Hangman or Latah Creek, originates in the foothills of the Rocky Mountains in Idaho, and flows across the border into Washington, where it stretches through the city of Spokane and joins with the Spokane River. WRIA 56 encompasses the section of the creek in Washington State, starting from the border with Idaho.
The Hangman Creek Watershed has a long history of agriculture. In the early part of the 20th century, thousands of acres of forest were cleared for farming. Modifications to straighten stream channels, and new irrigation channels and ditches resulted in erosion, poor water quality and increased flash flooding that continues in the present day.
Agriculture continues to be the most significant use of land in the Hangman Creek Watershed (about 65%), and a century of heavy farming and population growth has taken its toll on water quantity, quality, and fisheries. According to the Hangman Creek Water Resources Management Plan, during the summer months, the average flow is below 3 cfs. Low flows also contribute to temperature and water quality issues. Hangman Creek has been described as “one of the most degraded waterbodies in eastern Washington State,” and fails to meet Washington State water quality standards for temperature, fecal coliform, and pH. In addition, the degraded water from Hangman Creek flows into the Spokane River every year along with heavy sediment from erosion, contributing to algae blooms and other water quality issues on the Spokane.
Although the creek’s native name Latah means “fish” in Nez Perce, few remain in Hangman Creek. As a result of the region’s long history of agriculture, fish habitat has gone through dramatic changes in the last century. While Hangman Creek once had healthy populations of native redband trout, salmon, and steelhead, the alterations made to vegetation patterns and channels to accommodate farming, as well as increased sediment and temperature in the river has resulted in heavily reduced populations of trout, and near nonexistent populations of other game fish.
These problems have been exacerbated by the proliferation of domestic permit exempt wells, and the over allocation of water rights. Ecology’s Water Availability Report states that the Department of Fish and Wildlife has limited most surface water sources in Hangman Creek through Surface Water Source Limitations, and that the majority of water has already been appropriated.
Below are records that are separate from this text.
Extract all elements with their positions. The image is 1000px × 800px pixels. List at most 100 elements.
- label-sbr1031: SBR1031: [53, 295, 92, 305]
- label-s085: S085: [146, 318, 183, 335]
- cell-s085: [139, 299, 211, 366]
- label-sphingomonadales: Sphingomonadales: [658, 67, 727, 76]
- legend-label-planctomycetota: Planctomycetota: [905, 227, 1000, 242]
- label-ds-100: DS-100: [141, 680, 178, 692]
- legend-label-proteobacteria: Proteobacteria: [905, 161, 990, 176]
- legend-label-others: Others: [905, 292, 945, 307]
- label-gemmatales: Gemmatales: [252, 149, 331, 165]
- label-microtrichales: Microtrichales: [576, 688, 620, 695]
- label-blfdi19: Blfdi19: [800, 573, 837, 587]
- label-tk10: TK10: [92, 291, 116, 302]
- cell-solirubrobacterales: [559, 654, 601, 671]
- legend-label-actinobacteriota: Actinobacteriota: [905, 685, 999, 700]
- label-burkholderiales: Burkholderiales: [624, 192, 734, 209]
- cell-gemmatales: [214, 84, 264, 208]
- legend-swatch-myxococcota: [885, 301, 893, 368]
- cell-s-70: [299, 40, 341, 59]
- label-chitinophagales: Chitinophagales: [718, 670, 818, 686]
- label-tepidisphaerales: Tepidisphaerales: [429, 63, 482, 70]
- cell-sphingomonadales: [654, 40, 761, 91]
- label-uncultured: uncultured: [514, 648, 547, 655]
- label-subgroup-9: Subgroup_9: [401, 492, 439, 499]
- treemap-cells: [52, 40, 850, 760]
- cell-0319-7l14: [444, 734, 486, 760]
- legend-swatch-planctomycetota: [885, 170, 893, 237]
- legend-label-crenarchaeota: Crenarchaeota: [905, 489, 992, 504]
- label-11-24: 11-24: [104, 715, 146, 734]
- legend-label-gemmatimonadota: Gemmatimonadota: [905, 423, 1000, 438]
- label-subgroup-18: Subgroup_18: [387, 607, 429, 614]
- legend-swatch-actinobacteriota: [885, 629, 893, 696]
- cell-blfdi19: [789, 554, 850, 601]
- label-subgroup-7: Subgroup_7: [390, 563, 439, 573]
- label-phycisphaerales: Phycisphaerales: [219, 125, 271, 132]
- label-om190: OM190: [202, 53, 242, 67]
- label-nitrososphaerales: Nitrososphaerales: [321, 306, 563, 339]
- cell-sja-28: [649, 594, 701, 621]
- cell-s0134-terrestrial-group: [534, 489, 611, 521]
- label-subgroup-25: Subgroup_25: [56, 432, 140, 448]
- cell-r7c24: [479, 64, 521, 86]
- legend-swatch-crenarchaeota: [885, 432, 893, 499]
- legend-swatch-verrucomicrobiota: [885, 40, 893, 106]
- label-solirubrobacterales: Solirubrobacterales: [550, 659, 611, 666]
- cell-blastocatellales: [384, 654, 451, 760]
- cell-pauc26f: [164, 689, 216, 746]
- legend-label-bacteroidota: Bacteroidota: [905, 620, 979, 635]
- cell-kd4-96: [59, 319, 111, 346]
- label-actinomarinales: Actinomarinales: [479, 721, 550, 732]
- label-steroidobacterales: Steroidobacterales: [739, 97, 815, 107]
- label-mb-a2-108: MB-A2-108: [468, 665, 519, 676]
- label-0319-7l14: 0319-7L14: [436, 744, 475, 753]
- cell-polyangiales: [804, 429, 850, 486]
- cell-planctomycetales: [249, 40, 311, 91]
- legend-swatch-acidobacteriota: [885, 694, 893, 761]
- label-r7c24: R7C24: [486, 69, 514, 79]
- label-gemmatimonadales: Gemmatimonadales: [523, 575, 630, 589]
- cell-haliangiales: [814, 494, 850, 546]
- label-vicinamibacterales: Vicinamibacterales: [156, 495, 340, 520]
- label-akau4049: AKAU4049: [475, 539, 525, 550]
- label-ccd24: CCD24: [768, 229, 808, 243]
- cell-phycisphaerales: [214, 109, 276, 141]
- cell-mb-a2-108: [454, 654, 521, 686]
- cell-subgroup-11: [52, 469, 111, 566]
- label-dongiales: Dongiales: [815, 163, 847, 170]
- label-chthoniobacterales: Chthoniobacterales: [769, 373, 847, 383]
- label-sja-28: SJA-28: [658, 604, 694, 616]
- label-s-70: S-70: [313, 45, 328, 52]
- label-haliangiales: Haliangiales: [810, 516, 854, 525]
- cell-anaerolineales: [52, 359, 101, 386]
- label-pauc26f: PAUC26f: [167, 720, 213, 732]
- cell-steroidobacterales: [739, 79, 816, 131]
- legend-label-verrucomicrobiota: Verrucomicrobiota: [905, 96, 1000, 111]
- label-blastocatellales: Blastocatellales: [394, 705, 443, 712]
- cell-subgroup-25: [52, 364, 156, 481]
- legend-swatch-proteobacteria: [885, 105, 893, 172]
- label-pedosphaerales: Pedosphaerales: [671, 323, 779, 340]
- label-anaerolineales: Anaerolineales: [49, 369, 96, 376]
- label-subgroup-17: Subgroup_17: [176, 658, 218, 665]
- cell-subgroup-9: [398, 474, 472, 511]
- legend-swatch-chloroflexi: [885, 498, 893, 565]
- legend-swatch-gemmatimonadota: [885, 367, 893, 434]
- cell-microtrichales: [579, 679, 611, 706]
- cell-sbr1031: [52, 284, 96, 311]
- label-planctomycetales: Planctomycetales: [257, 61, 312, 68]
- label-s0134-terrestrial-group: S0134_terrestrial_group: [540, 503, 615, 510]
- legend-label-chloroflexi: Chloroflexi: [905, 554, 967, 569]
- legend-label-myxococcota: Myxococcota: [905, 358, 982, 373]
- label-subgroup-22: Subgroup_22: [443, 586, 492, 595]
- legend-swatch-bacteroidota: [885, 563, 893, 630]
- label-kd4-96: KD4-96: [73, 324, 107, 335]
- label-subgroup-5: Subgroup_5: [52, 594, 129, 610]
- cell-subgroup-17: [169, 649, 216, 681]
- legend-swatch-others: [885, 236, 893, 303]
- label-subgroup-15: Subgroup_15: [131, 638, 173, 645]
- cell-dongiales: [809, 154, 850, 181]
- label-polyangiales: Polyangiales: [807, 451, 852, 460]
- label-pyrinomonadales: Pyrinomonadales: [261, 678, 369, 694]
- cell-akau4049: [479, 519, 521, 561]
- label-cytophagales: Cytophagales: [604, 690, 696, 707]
An instream flow rule for WRIA 56 is crucial to the future of Hangman Creek to protect critical fish habitat and combat worsening water quality, yet none exists. The Hangman Creek Watershed Planning Unit was unable to come to a consensus on exact values for instream flow recommendations by the time their 2005 Watershed Management Plan was published, but agreed that they wanted an instream flow rule. What’s more, their plan stated that they would notify Ecology if a consensus could not be reached in the next phase of planning, and expected Ecology to complete the process and enact a rule if necessary.
Despite the completion of an instream flow study on Hangman Creek, no rule exists for WRIA 56, and information on the current status of rulemaking is sparse. Although setting instream flows will not solve Hangman Creek’s severe pollution and erosion issues, it is critical to preserve what little water remains, as population growth predictions and increased demand for water resources only point to more issues in the future. As acknowledged by the WRIA 56 planning unit, rulemaking is ultimately the responsibility of the Department of Ecology. CELP urges Ecology to act now to develop an instream flow rule to protect the Hangman Creek watershed.